Hans-Otto Burschel kommentiert am Permanenter Link
@ Hard
aus dem Urteil des OLG Dresden (am Ende)
Richtig dürfte aber sein, dass im Alter von 14 - 15 kein Richter mehr einen Kontakt zwischen den Kindern wird verbieten und das Verbot wird durchsetzen können
Louis XVI kommentiert am Permanenter Link
Deutschland und seine Gerichte zeigen in diesem Fall ganz klar, dass sie seit 1945 nichts, aber auch rein gar nichts gelernt haben. Wenn man sich zumutet einige Gerichtsurteile zu lesen, glaubt man wirklich, dass Irre als Richter, die sich heute noch als die Herrenmenschen auführen, bevorzugt werden. Leider bleibt einem oftmals nichts anderes übrig als bis zum EGMR zu gehen, wo Deutschland schon fast Grundsätzlich, wegen Menschrechtsverletzung verurteilt wird, wie im Falle Görgülü, bei dem das JA und das OLG Nauenburg offensichtlich nicht nur Kinder- und Väterdiskriminierend, sondern auch noch rassistische Gründe zur Rechtsbeugung hatte, oder der Fall Zaunegger.
Deutschland ist ein Kinderfeindliches Land und das wurde dieses Mal wieder durch einen selbstherrlichen Richter, ganz deutlioch zur Schau gestellt.
Gast kommentiert am Permanenter Link
Ja, das hat Norbert Blüm in seinem Artikel in der "Zeit" (Berufsbedingt überheblich) http://www.zeit.de/2013/27/richter-kritik-justiz ja auch schon sehr schön verdeutlicht:
"Am weitesten fortgeschritten ist die Aufweichung des Rechts hin zum flexiblen Konfliktmanagement an den Familiengerichten. Wenn es um Scheidung oder Sorgerecht geht, wird gelogen, dass sich die Balken biegen. Den Richter interessiert das wenig. "
"Dafür mag es auch Gründe in der Richterqualifikation geben. "Familienrichter haben eine hochgradig jämmerliche Ausbildung. DasFamilienrecht spielt weder im Studium noch in der Referendarzeit eine große Rolle, geschweige denn, dass es eine spezielle Ausbildung oder verpflichtende Fortbildung für angehende Familienrichter gäbe.""
"Der ehemalige Präsident des Bundesgerichtshofes Günter Hirsch verstieg sich zu der Feststellung, dass es bei der gesetzesauslegenden Urteilsfindung nicht darum gehe, "was der Gesetzgeber – wer immer das sein mag – beim Erlass eines Gesetzes ›gedacht hat‹, sondern was er vernünftigerweise gedacht haben sollte.

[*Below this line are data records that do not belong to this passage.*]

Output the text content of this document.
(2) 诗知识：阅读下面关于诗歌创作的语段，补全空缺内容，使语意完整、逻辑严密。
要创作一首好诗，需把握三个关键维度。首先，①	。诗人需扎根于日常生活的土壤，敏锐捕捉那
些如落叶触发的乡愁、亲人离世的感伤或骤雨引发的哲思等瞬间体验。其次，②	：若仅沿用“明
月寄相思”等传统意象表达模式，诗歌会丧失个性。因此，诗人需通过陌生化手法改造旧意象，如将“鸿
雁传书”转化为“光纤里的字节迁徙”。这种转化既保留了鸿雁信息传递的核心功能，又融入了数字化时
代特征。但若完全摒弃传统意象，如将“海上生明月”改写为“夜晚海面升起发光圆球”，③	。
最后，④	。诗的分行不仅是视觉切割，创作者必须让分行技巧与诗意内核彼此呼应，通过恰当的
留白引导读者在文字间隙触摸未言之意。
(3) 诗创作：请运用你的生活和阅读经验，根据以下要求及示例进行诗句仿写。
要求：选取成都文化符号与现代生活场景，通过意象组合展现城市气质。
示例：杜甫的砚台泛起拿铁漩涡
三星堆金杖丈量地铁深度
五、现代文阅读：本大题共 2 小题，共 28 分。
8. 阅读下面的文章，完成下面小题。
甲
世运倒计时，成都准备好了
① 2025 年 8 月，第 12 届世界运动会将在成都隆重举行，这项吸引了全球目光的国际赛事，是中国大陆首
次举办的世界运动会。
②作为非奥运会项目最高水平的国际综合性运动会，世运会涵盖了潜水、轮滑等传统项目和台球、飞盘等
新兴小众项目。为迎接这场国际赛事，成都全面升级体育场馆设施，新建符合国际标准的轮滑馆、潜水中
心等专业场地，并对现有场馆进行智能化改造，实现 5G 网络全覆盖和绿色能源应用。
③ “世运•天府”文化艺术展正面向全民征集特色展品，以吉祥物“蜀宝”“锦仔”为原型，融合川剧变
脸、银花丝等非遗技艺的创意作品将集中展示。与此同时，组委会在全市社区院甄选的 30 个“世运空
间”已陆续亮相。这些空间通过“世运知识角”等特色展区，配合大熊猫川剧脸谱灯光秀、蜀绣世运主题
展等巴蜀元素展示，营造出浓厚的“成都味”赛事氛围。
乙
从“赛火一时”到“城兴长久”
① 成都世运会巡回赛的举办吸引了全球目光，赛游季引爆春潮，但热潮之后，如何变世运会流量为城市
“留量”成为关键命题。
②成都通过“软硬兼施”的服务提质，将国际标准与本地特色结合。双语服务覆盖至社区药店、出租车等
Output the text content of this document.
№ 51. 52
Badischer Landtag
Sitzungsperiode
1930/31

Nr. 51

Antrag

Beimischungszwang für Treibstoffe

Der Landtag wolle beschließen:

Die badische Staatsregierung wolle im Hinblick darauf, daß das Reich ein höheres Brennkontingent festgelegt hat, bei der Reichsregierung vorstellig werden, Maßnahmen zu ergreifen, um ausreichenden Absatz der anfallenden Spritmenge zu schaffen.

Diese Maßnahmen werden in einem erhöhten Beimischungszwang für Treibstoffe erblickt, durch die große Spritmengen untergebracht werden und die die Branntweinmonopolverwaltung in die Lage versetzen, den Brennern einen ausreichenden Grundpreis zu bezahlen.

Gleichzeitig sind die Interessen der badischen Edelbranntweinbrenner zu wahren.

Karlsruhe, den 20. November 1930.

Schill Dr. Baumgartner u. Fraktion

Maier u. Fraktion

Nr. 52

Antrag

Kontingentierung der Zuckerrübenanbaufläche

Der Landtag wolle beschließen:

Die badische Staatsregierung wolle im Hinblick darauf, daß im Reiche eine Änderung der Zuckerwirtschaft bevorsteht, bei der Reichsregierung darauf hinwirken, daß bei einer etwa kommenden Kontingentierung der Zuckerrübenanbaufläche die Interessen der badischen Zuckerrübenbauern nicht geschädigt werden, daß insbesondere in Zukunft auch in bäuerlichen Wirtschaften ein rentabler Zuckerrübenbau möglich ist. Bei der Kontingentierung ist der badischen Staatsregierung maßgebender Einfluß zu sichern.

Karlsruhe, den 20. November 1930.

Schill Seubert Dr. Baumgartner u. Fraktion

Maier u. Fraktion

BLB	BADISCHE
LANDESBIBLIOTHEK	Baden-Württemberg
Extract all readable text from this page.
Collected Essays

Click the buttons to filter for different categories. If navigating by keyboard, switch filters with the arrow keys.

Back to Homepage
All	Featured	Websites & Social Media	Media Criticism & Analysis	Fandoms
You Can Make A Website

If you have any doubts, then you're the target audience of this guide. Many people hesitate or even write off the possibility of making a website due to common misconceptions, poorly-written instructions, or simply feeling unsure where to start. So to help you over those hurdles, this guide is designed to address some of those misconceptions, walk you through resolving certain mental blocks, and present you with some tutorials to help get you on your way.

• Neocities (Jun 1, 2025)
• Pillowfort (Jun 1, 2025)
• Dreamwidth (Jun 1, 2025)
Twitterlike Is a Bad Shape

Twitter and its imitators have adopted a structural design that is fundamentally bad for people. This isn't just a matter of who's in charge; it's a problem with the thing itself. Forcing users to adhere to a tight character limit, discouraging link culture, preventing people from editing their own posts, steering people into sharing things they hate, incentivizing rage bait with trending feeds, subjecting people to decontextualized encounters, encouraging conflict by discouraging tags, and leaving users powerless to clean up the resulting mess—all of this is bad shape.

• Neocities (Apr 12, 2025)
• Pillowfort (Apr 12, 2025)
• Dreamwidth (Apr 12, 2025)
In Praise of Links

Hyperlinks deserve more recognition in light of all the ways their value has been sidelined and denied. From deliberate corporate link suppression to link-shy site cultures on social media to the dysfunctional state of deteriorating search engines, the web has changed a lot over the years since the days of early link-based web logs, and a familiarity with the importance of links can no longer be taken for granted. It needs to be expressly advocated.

"Der Richter ist also eine Gouvernante, die es besser weiß als das Parlament. Lässt sich die Selbstüberschätzung höher treiben? Auf diese Weise wird die Unabhängigkeit zu einer Ungebundenheit vom Recht, die Recht nicht auslegt, sondern schafft. "
"Kann es sein, dass solche Skurrilitäten mehr sind als nur Marotten? Dass sie symptomatisch sind für eine amtgemachte Überheblichkeit, die Richter vergessen lässt, dass sie ihre Urteile im Namen des Volkes fällen? Eine gewisse sprachliche Nähe zu ihrem Arbeitgeber, nämlich dem Volk, sollte dieses erwarten können, inklusive alltagsverträglicher Umgangsformen. Die Verwechslung von Unabhängigkeit mit Rechtfertigungsfreiheit befördert eine strukturelle Enthobenheit des Richteramtes. Diese Entrücktheit führt zum Gegenteil dessen, was mit den Richterprivilegien beabsichtigt war: Sie beschädigt nicht nur die Rechtspflege, sondern auch die Gewaltenteilung."
Deutlicher kann man die Wahrheit kaum sagen.
Die Hybris, über dem Gesetz zu stehen drückt sich auch in dem Unwillen aus, die Sorgerechtsreform von diesem Jahr zu akzeptieren. Ich kenne keinen einzigen Fall, in dem ein Familienrichter bisher im schriftlichen Verfahren einem Vater das GSR zugewiesen hätte aber zig Fälle, in dem eine mündliche Verhandlung einberufen wurde, inklusive Einbindung des JA. Im direkten Widerspruch zum Wortlaut des Gesetzes und gegen den ausdrücklichen Willen des Gesetzgebers.
Deutlicher kann man nicht zeigen, dass die Richter sich über dem Gesetz stehend sehen.